The U.S. Army Chaplain Corps is visiting religious institutions across the nation to increase the number of chaplains in the ranks by attracting civilian clergy to live the call fiercely and bring Soldiers to God and God to Soldiers as a U.S. Army chaplain.
The Army needs a diverse group of chaplains to nurture the living, care for the wounded and honor the fallen and meet the needs of our Soldier population of all faith groups, race and gender.
The first recruiting mission visit through Chaplain Corps Recruiting and Ecclesiastical Relations is to the Lutheran Theological Seminary in Gettysburg, from 8 a.m. to 4 p.m. on Tuesday, Nov. 19.
Chap. (Lt. Col.) Glenn Palmer, Chief, Training Development Division, US Army Chaplain Center and School, Fort Jackson, South Carolina will preach at the daily Chapel Worship service and be available all day to meet with students, answer any questions, to discuss the unique ministry calling and pluralistic mission of the Army Chaplaincy.

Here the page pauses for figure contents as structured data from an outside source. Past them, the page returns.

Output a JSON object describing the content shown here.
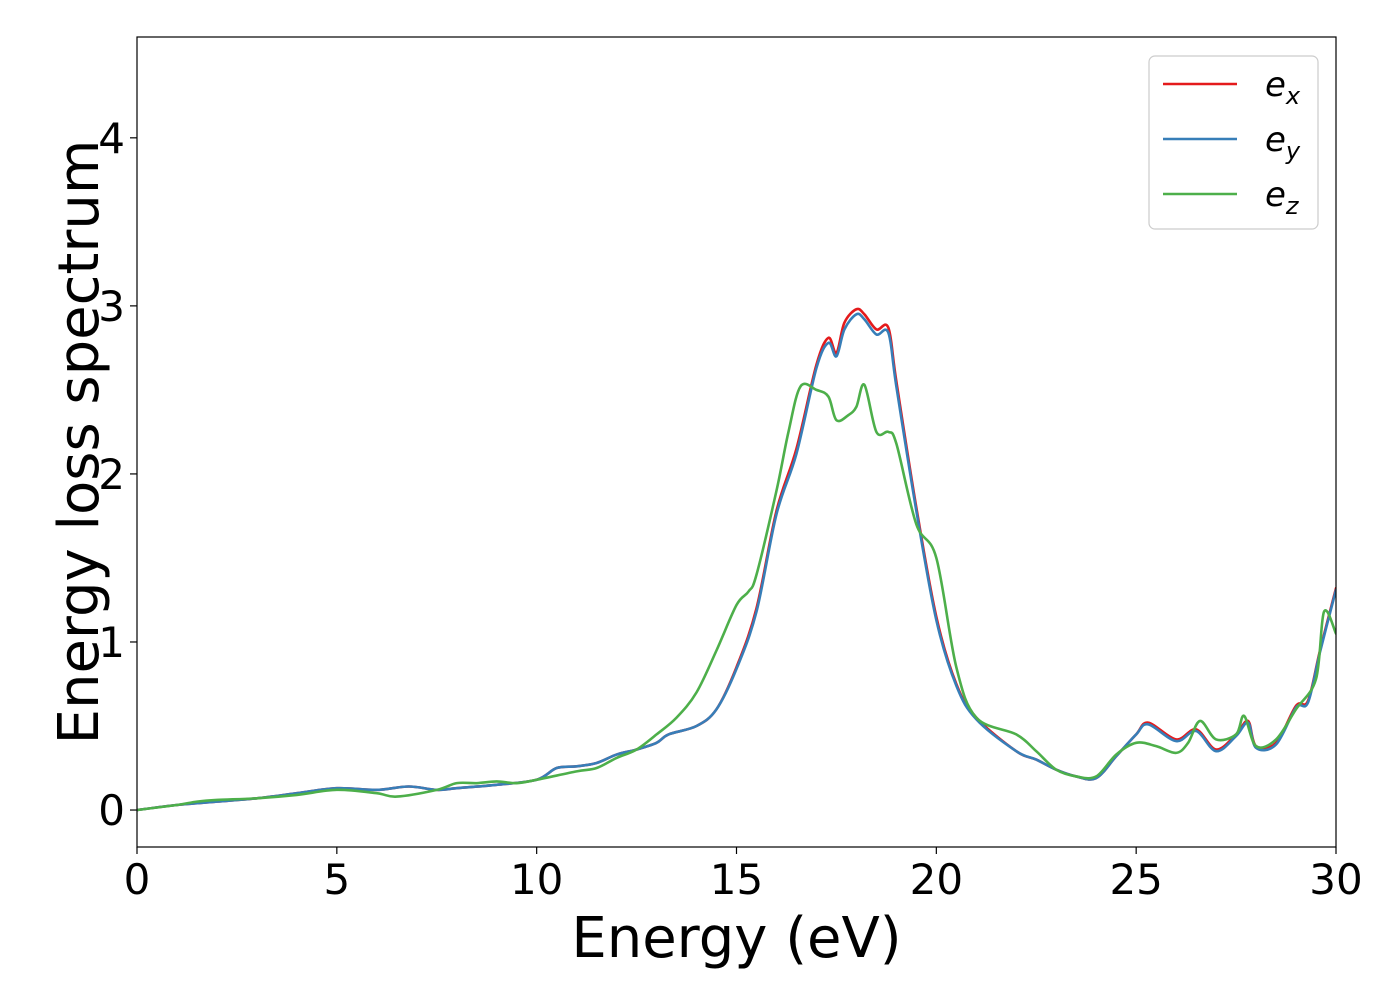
{
  "chart_data": {
    "type": "line",
    "xlabel": "Energy (eV)",
    "ylabel": "Energy loss spectrum",
    "xlim": [
      0,
      30
    ],
    "ylim": [
      -0.22,
      4.6
    ],
    "xticks": [
      0,
      5,
      10,
      15,
      20,
      25,
      30
    ],
    "yticks": [
      0,
      1,
      2,
      3,
      4
    ],
    "x_tick_labels": [
      "0",
      "5",
      "10",
      "15",
      "20",
      "25",
      "30"
    ],
    "y_tick_labels": [
      "0",
      "1",
      "2",
      "3",
      "4"
    ],
    "grid": false,
    "legend_position": "top-right",
    "series": [
      {
        "name": "e_x",
        "legend_base": "e",
        "legend_sub": "x",
        "color": "#e41a1c",
        "x": [
          0,
          1,
          2,
          3,
          4,
          5,
          6,
          6.8,
          7.5,
          8,
          9,
          10,
          10.5,
          11,
          11.5,
          12,
          12.5,
          13,
          13.3,
          14,
          14.5,
          15,
          15.5,
          16,
          16.5,
          17,
          17.3,
          17.5,
          17.7,
          18,
          18.2,
          18.5,
          18.8,
          19,
          19.5,
          20,
          20.5,
          21,
          22,
          22.5,
          23,
          23.5,
          24,
          24.5,
          25,
          25.3,
          26,
          26.5,
          27,
          27.5,
          27.8,
          28,
          28.5,
          29,
          29.3,
          29.6,
          30
        ],
        "y": [
          0,
          0.03,
          0.05,
          0.07,
          0.1,
          0.13,
          0.12,
          0.14,
          0.12,
          0.13,
          0.15,
          0.18,
          0.25,
          0.26,
          0.28,
          0.33,
          0.36,
          0.4,
          0.45,
          0.5,
          0.6,
          0.85,
          1.2,
          1.78,
          2.15,
          2.65,
          2.81,
          2.72,
          2.9,
          2.98,
          2.95,
          2.86,
          2.87,
          2.55,
          1.8,
          1.15,
          0.75,
          0.55,
          0.35,
          0.3,
          0.24,
          0.2,
          0.19,
          0.32,
          0.45,
          0.52,
          0.42,
          0.48,
          0.36,
          0.45,
          0.53,
          0.38,
          0.4,
          0.62,
          0.65,
          0.95,
          1.32
        ]
      },
      {
        "name": "e_y",
        "legend_base": "e",
        "legend_sub": "y",
        "color": "#377eb8",
        "x": [
          0,
          1,
          2,
          3,
          4,
          5,
          6,
          6.8,
          7.5,
          8,
          9,
          10,
          10.5,
          11,
          11.5,
          12,
          12.5,
          13,
          13.3,
          14,
          14.5,
          15,
          15.5,
          16,
          16.5,
          17,
          17.3,
          17.5,
          17.7,
          18,
          18.2,
          18.5,
          18.8,
          19,
          19.5,
          20,
          20.5,
          21,
          22,
          22.5,
          23,
          23.5,
          24,
          24.5,
          25,
          25.3,
          26,
          26.5,
          27,
          27.5,
          27.8,
          28,
          28.5,
          29,
          29.3,
          29.6,
          30
        ],
        "y": [
          0,
          0.03,
          0.05,
          0.07,
          0.1,
          0.13,
          0.12,
          0.14,
          0.12,
          0.13,
          0.15,
          0.18,
          0.25,
          0.26,
          0.28,
          0.33,
          0.36,
          0.4,
          0.45,
          0.5,
          0.6,
          0.84,
          1.18,
          1.76,
          2.12,
          2.63,
          2.78,
          2.7,
          2.86,
          2.95,
          2.92,
          2.83,
          2.84,
          2.52,
          1.78,
          1.13,
          0.74,
          0.54,
          0.35,
          0.3,
          0.24,
          0.2,
          0.19,
          0.32,
          0.45,
          0.51,
          0.41,
          0.47,
          0.35,
          0.44,
          0.52,
          0.37,
          0.39,
          0.61,
          0.64,
          0.94,
          1.31
        ]
      },
      {
        "name": "e_z",
        "legend_base": "e",
        "legend_sub": "z",
        "color": "#4daf4a",
        "x": [
          0,
          1,
          1.5,
          2,
          3,
          4,
          5,
          6,
          6.5,
          7.5,
          8,
          8.5,
          9,
          9.5,
          10,
          11,
          11.5,
          12,
          12.5,
          13,
          13.5,
          14,
          14.5,
          15,
          15.3,
          15.5,
          16,
          16.3,
          16.6,
          17,
          17.3,
          17.5,
          17.8,
          18,
          18.2,
          18.5,
          18.8,
          19,
          19.5,
          20,
          20.5,
          21,
          22,
          22.5,
          23,
          23.5,
          24,
          24.5,
          25,
          25.5,
          26,
          26.3,
          26.6,
          27,
          27.5,
          27.7,
          28,
          28.5,
          29,
          29.5,
          29.7,
          30
        ],
        "y": [
          0,
          0.03,
          0.05,
          0.06,
          0.07,
          0.09,
          0.12,
          0.1,
          0.08,
          0.12,
          0.16,
          0.16,
          0.17,
          0.16,
          0.18,
          0.23,
          0.25,
          0.31,
          0.36,
          0.45,
          0.55,
          0.7,
          0.95,
          1.22,
          1.3,
          1.4,
          1.9,
          2.25,
          2.52,
          2.5,
          2.46,
          2.32,
          2.35,
          2.4,
          2.53,
          2.25,
          2.25,
          2.18,
          1.7,
          1.5,
          0.85,
          0.55,
          0.45,
          0.35,
          0.24,
          0.2,
          0.2,
          0.33,
          0.4,
          0.38,
          0.34,
          0.4,
          0.53,
          0.42,
          0.45,
          0.56,
          0.38,
          0.42,
          0.6,
          0.78,
          1.18,
          1.05
        ]
      }
    ]
  }
}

The seminary is also Palmer’s alma mater.
The U.S. Army Chaplain Corps now trains chaplains and religious affairs specialists to provide religious support to America’s Army and their Families by focusing on people and communities while
assisting commanders in ensuring the right of free exercise of religion for all Soldiers.
Army chaplains have stood alongside America’s fighting men and women during all of our Wars since 1775. It was Continental Army Commander, Gen. George Washington who is credited with saying, “We need chaplains.” And on his request to the Continental Congress, chaplains were established as part of the Army on July 29, 1775.